Anyway, applying my rationale of "when in doubt, apply Google, rinse, repeat" I found this, which is the Folkwear Afghani Nomad dress. Or, in this case, the Folkwear Provençal Nomad Dress, which is I suppose much the same thing. AND: there was a line drawing!

Folkwear Afghani Nomad DressA line drawing that is the death of hope, but a line drawing nonetheless. This is not the Duro dress, although in the taxonomy of dresses it is surely related. (Which taxonomy I am slowly developing; so slowly, in fact, that one day I will be the subject of one of those newspaper features the gist of which is "Crazed and Crabbed Local Elderly Person Finishes Useless and Pointless Lifelong Project" and will include the line "Even though the omniscient quantum robots from Alpha Centauri gave us all possible knowledge in 2036, Ms. Dressaday (as she prefers to be called) refused to stop. "You can't tell me some clanking tub of bolts knows anything about dresses!

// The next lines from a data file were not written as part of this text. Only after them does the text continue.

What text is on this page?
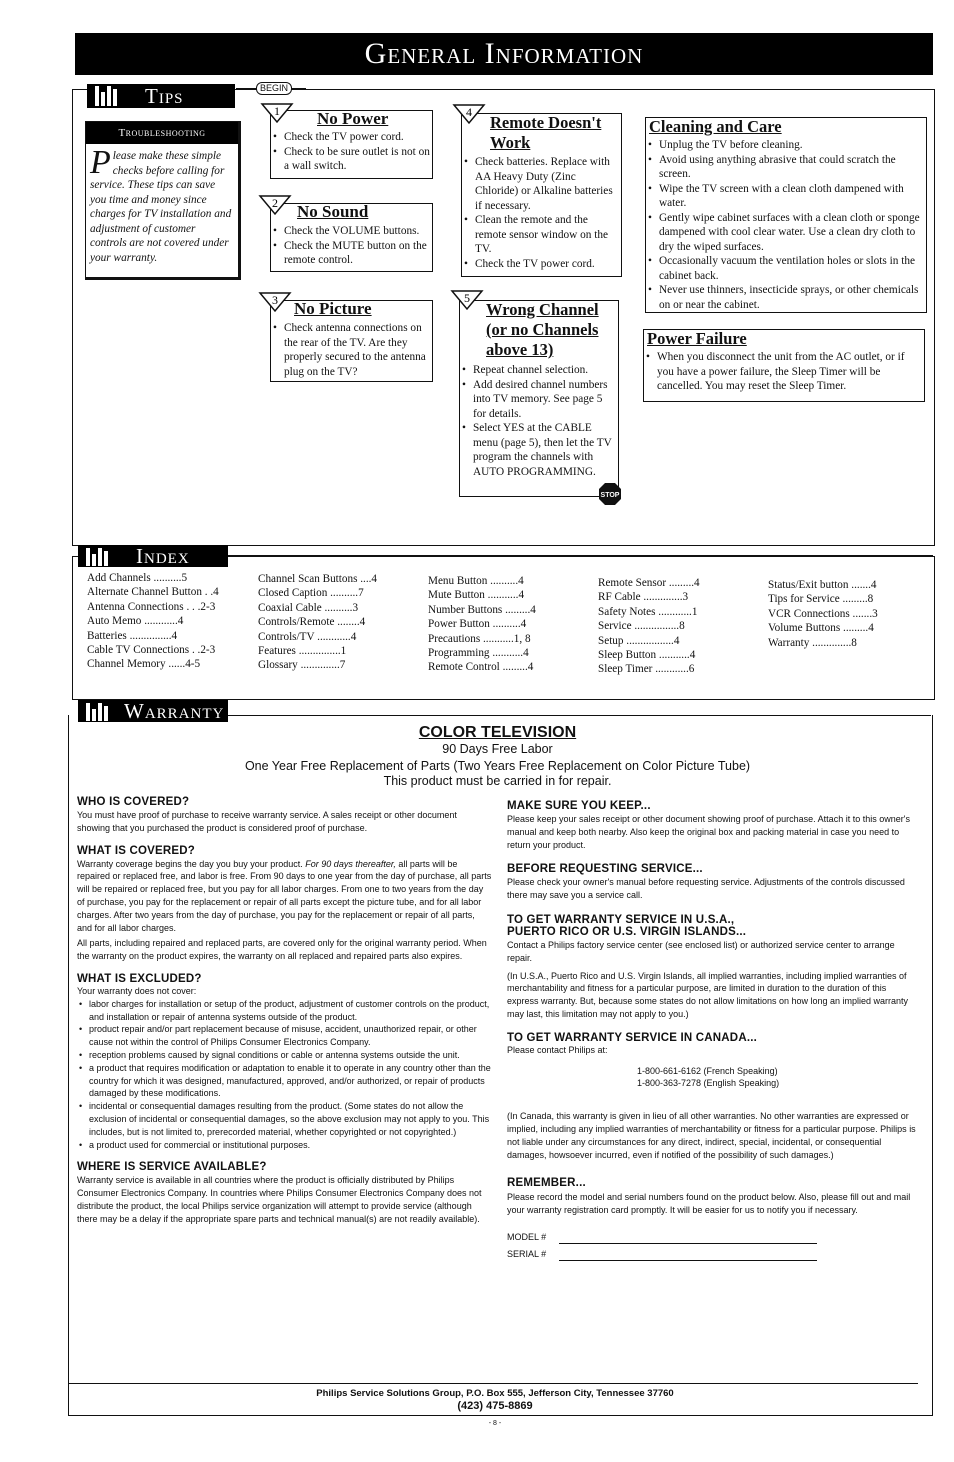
General Information
Tips
Troubleshooting
P lease make these simple checks before calling for service. These tips can save you time and money since charges for TV installation and adjustment of customer controls are not covered under your warranty.
BEGIN
No Power
• Check the TV power cord.
• Check to be sure outlet is not on a wall switch.
1
No Sound
• Check the VOLUME buttons.
• Check the MUTE button on the remote control.
2
No Picture
• Check antenna connections on the rear of the TV. Are they properly secured to the antenna plug on the TV?
3
Remote Doesn't Work
• Check batteries. Replace with AA Heavy Duty (Zinc Chloride) or Alkaline batteries if necessary.
• Clean the remote and the remote sensor window on the TV.
• Check the TV power cord.
4
Wrong Channel (or no Channels above 13)
• Repeat channel selection.
• Add desired channel numbers into TV memory. See page 5 for details.
• Select YES at the CABLE menu (page 5), then let the TV program the channels with AUTO PROGRAMMING.
5
STOP
Cleaning and Care
• Unplug the TV before cleaning.
• Avoid using anything abrasive that could scratch the screen.
• Wipe the TV screen with a clean cloth dampened with water.
• Gently wipe cabinet surfaces with a clean cloth or sponge dampened with cool clear water. Use a clean dry cloth to dry the wiped surfaces.
• Occasionally vacuum the ventilation holes or slots in the cabinet back.
• Never use thinners, insecticide sprays, or other chemicals on or near the cabinet.
Power Failure
• When you disconnect the unit from the AC outlet, or if you have a power failure, the Sleep Timer will be cancelled. You may reset the Sleep Timer.
Index
Add Channels ..........5
Alternate Channel Button . .4
Antenna Connections . . .2-3
Auto Memo ............4
Batteries ...............4
Cable TV Connections . .2-3
Channel Memory ......4-5
Channel Scan Buttons ....4
Closed Caption ..........7
Coaxial Cable ..........3
Controls/Remote ........4
Controls/TV ............4
Features ...............1
Glossary ..............7
Menu Button ..........4
Mute Button ...........4
Number Buttons .........4
Power Button ..........4
Precautions ...........1, 8
Programming ...........4
Remote Control .........4
Remote Sensor .........4
RF Cable ..............3
Safety Notes ............1
Service ................8
Setup .................4
Sleep Button ...........4
Sleep Timer ............6
Status/Exit button .......4
Tips for Service .........8
VCR Connections .......3
Volume Buttons .........4
Warranty ..............8
Warranty
COLOR TELEVISION
90 Days Free Labor
One Year Free Replacement of Parts (Two Years Free Replacement on Color Picture Tube)
This product must be carried in for repair.
WHO IS COVERED?
You must have proof of purchase to receive warranty service. A sales receipt or other document showing that you purchased the product is considered proof of purchase.
WHAT IS COVERED?
Warranty coverage begins the day you buy your product. For 90 days thereafter, all parts will be repaired or replaced free, and labor is free. From 90 days to one year from the day of purchase, all parts will be repaired or replaced free, but you pay for all labor charges. From one to two years from the day of purchase, you pay for the replacement or repair of all parts except the picture tube, and for all labor charges. After two years from the day of purchase, you pay for the replacement or repair of all parts, and for all labor charges.
All parts, including repaired and replaced parts, are covered only for the original warranty period. When the warranty on the product expires, the warranty on all replaced and repaired parts also expires.
WHAT IS EXCLUDED?
Your warranty does not cover:
• labor charges for installation or setup of the product, adjustment of customer controls on the product, and installation or repair of antenna systems outside of the product.
• product repair and/or part replacement because of misuse, accident, unauthorized repair, or other cause not within the control of Philips Consumer Electronics Company.
• reception problems caused by signal conditions or cable or antenna systems outside the unit.
• a product that requires modification or adaptation to enable it to operate in any country other than the country for which it was designed, manufactured, approved, and/or authorized, or repair of products damaged by these modifications.
• incidental or consequential damages resulting from the product. (Some states do not allow the exclusion of incidental or consequential damages, so the above exclusion may not apply to you. This includes, but is not limited to, prerecorded material, whether copyrighted or not copyrighted.)
• a product used for commercial or institutional purposes.
WHERE IS SERVICE AVAILABLE?
Warranty service is available in all countries where the product is officially distributed by Philips Consumer Electronics Company. In countries where Philips Consumer Electronics Company does not distribute the product, the local Philips service organization will attempt to provide service (although there may be a delay if the appropriate spare parts and technical manual(s) are not readily available).
MAKE SURE YOU KEEP...
Please keep your sales receipt or other document showing proof of purchase. Attach it to this owner's manual and keep both nearby. Also keep the original box and packing material in case you need to return your product.
BEFORE REQUESTING SERVICE...
Please check your owner's manual before requesting service. Adjustments of the controls discussed there may save you a service call.
TO GET WARRANTY SERVICE IN U.S.A.,
PUERTO RICO OR U.S. VIRGIN ISLANDS...
Contact a Philips factory service center (see enclosed list) or authorized service center to arrange repair.
(In U.S.A., Puerto Rico and U.S. Virgin Islands, all implied warranties, including implied warranties of merchantability and fitness for a particular purpose, are limited in duration to the duration of this express warranty. But, because some states do not allow limitations on how long an implied warranty may last, this limitation may not apply to you.)
TO GET WARRANTY SERVICE IN CANADA...
Please contact Philips at:
1-800-661-6162 (French Speaking)
1-800-363-7278 (English Speaking)
(In Canada, this warranty is given in lieu of all other warranties. No other warranties are expressed or implied, including any implied warranties of merchantability or fitness for a particular purpose. Philips is not liable under any circumstances for any direct, indirect, special, incidental, or consequential damages, howsoever incurred, even if notified of the possibility of such damages.)
REMEMBER...
Please record the model and serial numbers found on the product below. Also, please fill out and mail your warranty registration card promptly. It will be easier for us to notify you if necessary.
MODEL #
SERIAL #
Philips Service Solutions Group, P.O. Box 555, Jefferson City, Tennessee 37760
(423) 475-8869
- 8 -
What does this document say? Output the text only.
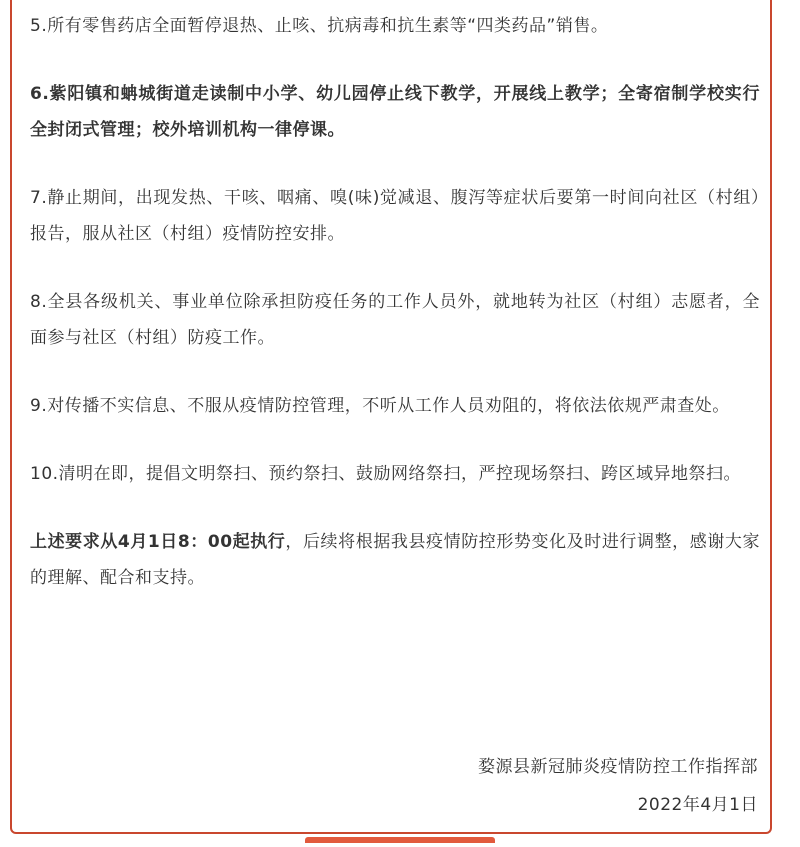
5.所有零售药店全面暂停退热、止咳、抗病毒和抗生素等“四类药品”销售。

6.紫阳镇和蚺城街道走读制中小学、幼儿园停止线下教学，开展线上教学；全寄宿制学校实行全封闭式管理；校外培训机构一律停课。

7.静止期间，出现发热、干咳、咽痛、嗅(味)觉减退、腹泻等症状后要第一时间向社区（村组）报告，服从社区（村组）疫情防控安排。

8.全县各级机关、事业单位除承担防疫任务的工作人员外，就地转为社区（村组）志愿者，全面参与社区（村组）防疫工作。

9.对传播不实信息、不服从疫情防控管理，不听从工作人员劝阻的，将依法依规严肃查处。

10.清明在即，提倡文明祭扫、预约祭扫、鼓励网络祭扫，严控现场祭扫、跨区域异地祭扫。

上述要求从4月1日8：00起执行，后续将根据我县疫情防控形势变化及时进行调整，感谢大家的理解、配合和支持。

婺源县新冠肺炎疫情防控工作指挥部
2022年4月1日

And yes, I know quantum machinery has no moving parts. Sheesh. Did they bring any knowledge of rhetorical devices? Go away now, my stories are coming on.""

Anyway, close but no cigar, sadly. I am still thinking that the best course of action is to modify a blouse pattern to fit the skirt pattern I already like. The question is whether to start with one that is closer to the right neckline, or closer to the sleeve I want. I'm thinking sleeve, as sleeves are a bitch; I can find the sleeve and trace the neckline from something else. Or I could just keep whining here about it until Mr. Olowu takes pity on me and signs up with Vogue Patterns. Maybe if I mention his name enough he'll come across me while ego-surfing!